The biggest difficulty for the governor was on approach and if this overspeed condition was seen as an irritant one could simply turn the governor off at this point. This condition was mentioned briefly in the manual. The beauty of this device is in the fact that it will save time by not having to set the pitch/throttle curves perfectly both mechanically and electronically. Adjustments to the top pitch will still have to be made in the case of large atmospheric changes in order to get the most from your engine. There are some benefits over my non governed machine. The rpm is more stable in the hover and up top using the GV-1. My mechanical gyro can be set higher without wagging the tail due to smoother engine torque.
With the glow engine the descent overspeeding issue will be less. The glow engine hovers at half stick with a much larger throttle opening than the gas. The gas engine also has more torque. With the two stroke engine governor design the engineers had to avoid the region where inherent engine instability occurs at lower throttle openings by not allowing the throttle to operate this area all the time. This restriction is why the deadband is so much wider under this condition. Simply modifying (lowering) this one condition and calling it a gas version would surely benefit the G-23 engine.
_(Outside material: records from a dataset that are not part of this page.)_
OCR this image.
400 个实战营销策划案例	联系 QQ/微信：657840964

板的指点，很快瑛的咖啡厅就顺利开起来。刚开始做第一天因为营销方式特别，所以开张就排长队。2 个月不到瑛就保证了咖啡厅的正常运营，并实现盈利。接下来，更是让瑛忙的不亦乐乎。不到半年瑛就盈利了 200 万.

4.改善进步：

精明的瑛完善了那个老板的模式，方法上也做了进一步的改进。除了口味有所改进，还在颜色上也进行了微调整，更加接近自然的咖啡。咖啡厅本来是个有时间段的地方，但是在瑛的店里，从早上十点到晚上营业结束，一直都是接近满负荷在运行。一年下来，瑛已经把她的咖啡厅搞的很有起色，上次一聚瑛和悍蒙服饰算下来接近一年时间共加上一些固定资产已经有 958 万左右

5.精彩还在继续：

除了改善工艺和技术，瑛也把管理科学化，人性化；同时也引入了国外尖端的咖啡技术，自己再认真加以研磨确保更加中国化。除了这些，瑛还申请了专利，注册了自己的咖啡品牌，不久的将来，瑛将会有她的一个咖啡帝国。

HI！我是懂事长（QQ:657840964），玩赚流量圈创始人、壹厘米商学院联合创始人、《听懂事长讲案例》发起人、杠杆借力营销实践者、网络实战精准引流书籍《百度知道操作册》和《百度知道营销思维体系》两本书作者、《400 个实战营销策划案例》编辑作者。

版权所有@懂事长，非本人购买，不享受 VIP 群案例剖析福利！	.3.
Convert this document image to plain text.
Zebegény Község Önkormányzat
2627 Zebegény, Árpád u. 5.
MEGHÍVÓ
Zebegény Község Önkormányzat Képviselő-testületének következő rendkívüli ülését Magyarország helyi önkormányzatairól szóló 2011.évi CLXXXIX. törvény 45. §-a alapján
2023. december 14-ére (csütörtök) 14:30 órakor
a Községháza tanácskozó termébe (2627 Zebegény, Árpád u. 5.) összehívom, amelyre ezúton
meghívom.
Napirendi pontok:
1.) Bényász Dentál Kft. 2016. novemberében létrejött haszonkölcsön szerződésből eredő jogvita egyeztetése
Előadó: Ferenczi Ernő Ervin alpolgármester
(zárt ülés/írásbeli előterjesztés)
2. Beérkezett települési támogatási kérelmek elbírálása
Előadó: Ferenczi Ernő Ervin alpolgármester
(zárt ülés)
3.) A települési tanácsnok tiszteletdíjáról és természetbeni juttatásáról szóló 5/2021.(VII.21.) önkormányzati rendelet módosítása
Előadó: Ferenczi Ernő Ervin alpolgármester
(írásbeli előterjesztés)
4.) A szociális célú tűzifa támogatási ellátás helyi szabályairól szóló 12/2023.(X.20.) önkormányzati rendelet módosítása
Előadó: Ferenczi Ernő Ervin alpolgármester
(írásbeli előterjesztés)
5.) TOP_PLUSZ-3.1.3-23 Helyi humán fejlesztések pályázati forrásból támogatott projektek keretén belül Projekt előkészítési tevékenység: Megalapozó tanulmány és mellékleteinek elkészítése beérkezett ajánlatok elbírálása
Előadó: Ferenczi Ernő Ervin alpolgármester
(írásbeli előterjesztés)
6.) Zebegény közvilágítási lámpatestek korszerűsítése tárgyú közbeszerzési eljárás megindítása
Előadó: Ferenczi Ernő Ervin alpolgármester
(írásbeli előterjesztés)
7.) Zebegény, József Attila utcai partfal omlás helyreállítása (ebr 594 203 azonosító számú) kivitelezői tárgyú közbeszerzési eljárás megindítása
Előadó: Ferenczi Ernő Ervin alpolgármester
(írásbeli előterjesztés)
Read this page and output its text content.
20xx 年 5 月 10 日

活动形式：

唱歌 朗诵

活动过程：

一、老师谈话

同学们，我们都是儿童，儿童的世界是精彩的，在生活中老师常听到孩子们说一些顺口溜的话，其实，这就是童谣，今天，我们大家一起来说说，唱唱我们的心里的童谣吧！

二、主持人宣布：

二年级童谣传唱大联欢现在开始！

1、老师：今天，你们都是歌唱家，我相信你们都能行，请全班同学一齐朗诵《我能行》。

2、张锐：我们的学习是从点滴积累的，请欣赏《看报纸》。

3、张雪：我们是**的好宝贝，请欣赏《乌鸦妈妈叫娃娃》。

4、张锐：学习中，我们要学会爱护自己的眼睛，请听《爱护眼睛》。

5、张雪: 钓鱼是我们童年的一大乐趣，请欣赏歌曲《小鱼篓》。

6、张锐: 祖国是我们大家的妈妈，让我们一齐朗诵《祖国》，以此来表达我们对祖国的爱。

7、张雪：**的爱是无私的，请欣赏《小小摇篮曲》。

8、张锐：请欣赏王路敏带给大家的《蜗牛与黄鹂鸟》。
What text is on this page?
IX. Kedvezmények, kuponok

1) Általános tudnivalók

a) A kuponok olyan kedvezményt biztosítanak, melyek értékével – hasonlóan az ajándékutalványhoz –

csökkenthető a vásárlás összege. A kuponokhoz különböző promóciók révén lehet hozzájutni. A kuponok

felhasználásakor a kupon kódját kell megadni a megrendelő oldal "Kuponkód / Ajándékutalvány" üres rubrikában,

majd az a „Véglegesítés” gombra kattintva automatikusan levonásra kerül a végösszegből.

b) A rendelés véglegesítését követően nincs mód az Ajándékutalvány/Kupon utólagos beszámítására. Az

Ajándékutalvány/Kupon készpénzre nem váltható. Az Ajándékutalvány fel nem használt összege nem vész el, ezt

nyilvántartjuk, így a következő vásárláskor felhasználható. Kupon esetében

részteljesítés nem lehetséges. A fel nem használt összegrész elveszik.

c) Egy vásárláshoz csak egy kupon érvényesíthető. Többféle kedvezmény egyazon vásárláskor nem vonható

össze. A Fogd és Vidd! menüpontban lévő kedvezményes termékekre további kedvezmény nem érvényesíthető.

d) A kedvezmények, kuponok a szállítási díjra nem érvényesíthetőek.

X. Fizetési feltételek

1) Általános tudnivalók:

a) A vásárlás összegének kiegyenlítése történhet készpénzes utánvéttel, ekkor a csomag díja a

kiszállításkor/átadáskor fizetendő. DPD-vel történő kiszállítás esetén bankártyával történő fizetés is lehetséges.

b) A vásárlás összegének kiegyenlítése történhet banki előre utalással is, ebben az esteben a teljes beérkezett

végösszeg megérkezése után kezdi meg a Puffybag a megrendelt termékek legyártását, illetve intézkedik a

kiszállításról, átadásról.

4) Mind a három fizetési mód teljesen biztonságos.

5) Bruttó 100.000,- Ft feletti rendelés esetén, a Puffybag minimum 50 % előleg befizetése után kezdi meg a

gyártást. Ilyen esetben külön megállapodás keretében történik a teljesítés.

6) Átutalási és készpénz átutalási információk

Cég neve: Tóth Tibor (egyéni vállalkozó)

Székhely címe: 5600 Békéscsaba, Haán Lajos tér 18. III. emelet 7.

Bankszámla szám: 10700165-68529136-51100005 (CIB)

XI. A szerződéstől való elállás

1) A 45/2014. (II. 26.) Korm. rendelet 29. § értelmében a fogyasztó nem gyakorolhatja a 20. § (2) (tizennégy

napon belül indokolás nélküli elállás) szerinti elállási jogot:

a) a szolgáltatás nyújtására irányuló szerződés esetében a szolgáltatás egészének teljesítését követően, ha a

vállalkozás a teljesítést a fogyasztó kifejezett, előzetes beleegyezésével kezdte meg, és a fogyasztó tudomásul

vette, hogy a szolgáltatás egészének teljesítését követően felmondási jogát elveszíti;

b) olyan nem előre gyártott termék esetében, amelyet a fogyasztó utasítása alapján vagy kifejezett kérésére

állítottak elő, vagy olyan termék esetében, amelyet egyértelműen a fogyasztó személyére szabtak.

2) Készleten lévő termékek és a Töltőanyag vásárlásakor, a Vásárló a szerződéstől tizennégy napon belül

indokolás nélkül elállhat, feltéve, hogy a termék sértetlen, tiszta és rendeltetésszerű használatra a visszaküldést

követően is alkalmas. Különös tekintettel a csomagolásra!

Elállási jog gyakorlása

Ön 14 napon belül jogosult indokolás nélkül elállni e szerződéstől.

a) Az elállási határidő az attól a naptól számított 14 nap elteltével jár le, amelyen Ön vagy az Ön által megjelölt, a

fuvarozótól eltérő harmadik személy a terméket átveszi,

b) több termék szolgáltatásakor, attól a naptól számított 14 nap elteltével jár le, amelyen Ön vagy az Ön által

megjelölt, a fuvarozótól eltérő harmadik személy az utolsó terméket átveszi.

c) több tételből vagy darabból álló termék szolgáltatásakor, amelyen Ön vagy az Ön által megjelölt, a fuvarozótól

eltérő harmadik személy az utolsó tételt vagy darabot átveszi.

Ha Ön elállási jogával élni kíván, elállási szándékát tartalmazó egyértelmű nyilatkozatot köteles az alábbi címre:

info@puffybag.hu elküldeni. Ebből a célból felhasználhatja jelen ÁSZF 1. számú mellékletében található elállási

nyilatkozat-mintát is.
While my ungoverned helicopter out performed the GV-1 in some regards, I have seen many models around that this unit should be fitted to. I see numerous beginner to intermediate flyers fumbling along with radio adjustments, to which this unit might be a “god send”. For the 3-D types I think this unit will be very popular. For the person well versed in pitch and throttle curves, the GV-1 governor becomes a very interesting and flexible toy, second in priority to the purchase of a piezo gyro. I’ll be pleased if you’ve enjoyed this and hopefully I have given you an insight into model helicopter governors.